このIPアドレスとポート番号は、もちろん使用する車載機エミュレータ環境に合わせて、適宜変更していただきたい。その後、車載機側に転送するアイコン画像として、上でプロジェクトに追加したPNGファイルからSDLArtworkクラスのオブジェクトを作成し、lifecycleConfigurationのappIconプロパティに設定している。
続いて、SDLアプリとしての短い名前(「MFSDLApp」)と、アプリのタイプ(.information)を、やはりlifecycleConfigurationのプロパティとして追加している。そのlifecycleConfigurationを指定して、こんどはSDLConfigurationクラスのオブジェクト、configulationを作成する。

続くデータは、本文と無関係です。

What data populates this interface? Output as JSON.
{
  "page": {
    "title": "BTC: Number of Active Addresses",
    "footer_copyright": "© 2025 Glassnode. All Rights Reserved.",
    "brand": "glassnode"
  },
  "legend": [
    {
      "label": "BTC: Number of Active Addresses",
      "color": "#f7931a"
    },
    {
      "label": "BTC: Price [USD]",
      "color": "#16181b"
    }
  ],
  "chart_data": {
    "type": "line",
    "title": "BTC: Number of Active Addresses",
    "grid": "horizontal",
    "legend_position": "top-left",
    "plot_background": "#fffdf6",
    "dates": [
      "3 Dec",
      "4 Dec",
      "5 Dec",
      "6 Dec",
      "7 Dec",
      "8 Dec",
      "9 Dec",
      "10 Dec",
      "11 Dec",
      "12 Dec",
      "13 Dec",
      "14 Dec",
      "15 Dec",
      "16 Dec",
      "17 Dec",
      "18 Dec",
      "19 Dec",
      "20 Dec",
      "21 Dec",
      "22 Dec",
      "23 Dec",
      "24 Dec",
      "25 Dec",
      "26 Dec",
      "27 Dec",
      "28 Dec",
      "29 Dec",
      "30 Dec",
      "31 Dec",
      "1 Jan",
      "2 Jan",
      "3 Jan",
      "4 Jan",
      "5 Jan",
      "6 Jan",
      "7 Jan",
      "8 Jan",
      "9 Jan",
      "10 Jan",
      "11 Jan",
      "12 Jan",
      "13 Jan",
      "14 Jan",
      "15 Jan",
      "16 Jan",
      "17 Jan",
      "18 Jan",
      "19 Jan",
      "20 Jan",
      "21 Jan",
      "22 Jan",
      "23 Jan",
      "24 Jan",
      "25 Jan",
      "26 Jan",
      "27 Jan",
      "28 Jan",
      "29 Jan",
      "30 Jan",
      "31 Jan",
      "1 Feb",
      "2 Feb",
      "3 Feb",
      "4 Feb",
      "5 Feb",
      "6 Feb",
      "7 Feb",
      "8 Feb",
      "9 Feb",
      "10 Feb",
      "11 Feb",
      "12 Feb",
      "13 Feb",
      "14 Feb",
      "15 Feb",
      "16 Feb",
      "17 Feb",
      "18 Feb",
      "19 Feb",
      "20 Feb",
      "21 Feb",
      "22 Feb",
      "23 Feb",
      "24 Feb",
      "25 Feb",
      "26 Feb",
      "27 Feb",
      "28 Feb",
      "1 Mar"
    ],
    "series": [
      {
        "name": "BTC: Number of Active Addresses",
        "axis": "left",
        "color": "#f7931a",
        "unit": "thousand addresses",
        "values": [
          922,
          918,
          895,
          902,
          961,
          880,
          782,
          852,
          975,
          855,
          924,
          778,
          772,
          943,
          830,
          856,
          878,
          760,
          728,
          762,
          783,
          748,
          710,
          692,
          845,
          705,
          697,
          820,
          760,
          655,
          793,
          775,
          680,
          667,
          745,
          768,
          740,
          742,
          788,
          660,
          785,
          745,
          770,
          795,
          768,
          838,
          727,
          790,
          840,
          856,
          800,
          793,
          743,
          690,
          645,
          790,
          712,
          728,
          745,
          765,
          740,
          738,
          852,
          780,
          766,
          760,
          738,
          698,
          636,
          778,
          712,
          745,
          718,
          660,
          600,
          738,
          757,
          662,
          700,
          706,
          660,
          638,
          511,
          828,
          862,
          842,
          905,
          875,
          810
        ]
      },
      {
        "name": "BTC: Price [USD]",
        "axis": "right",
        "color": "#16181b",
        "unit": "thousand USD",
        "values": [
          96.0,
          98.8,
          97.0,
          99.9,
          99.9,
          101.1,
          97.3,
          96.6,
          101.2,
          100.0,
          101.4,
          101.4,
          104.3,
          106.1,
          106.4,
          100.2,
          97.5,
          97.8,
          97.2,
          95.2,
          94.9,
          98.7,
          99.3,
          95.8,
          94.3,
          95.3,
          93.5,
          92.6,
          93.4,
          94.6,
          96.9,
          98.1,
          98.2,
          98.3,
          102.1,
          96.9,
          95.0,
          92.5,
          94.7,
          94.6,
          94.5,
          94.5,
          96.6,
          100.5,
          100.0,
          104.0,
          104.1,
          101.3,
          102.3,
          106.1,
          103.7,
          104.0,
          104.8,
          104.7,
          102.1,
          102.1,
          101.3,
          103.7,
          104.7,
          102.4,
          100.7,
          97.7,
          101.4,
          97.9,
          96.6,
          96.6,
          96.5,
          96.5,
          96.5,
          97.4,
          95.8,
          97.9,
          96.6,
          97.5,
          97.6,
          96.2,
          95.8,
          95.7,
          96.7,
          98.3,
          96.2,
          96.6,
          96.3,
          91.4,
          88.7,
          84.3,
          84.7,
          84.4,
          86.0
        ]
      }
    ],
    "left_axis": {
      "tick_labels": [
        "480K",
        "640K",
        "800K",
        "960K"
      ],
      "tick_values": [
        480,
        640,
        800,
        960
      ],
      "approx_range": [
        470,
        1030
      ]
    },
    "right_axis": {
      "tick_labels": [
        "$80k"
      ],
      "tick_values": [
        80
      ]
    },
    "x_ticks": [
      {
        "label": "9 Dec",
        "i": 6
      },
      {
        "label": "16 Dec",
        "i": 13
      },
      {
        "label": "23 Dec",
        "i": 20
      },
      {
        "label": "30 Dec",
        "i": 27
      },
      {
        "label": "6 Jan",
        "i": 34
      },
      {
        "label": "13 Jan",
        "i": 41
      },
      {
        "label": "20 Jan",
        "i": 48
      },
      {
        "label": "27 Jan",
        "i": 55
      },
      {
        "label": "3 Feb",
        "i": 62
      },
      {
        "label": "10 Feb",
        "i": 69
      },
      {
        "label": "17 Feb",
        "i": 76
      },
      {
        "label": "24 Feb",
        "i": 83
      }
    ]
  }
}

そして最後に、そのconfigurationを指定して、SDLManagerクラスのオブジェクトを作成、それを上で宣言したsdlManagerに代入している。このsdlManagerは、アプリが車載機とやり取りする際には必ず利用する重要なオブジェクトだ。そのデリゲートは、selfに設定してあるので、今後デリゲートメソッドとして、このクラス内に実装したものが呼び出されることになる。
実際の車載機との最初の接続は、続いて実装するconnectメソッドで実行する。
func connect() {
sdlManager.start { (success, error) in
if success {
print("Connection succeeded!");
}
}
}
その中では、SDLManagerのstartメソッドによってアプリと車載機の接続処理を非同期的に開始している。この例では、接続が成功した場合には、コンソールに「Connection succeeded!」と表示している。この段階で、SDLManagerオブジェクトを作る際に設定したアプリ名やID、アイコン画像などが車載機に転送され、車載機上でSDLアプリを起動する準備は整ったことになる。
AppDelegateを編集する
ProxyManagerクラスがとりあえず以上のように記述できたら、最初からプロジェクトに含まれているアプリケーションデリゲートの「AppDelegate.swift」を編集しておく。と言っても、次の1行を加えるだけだ。
ProxyManager.sharedManager.connect()
これによって、アプリ起動直後に、ProxyManagerのconnectメソッドを呼び出している。つまり、iOS上でアプリが起動すると同時に、車載機への接続処理を開始しているのだ。このコードついては、場所も含めてスクリーンショットで確認しておこう(図9)。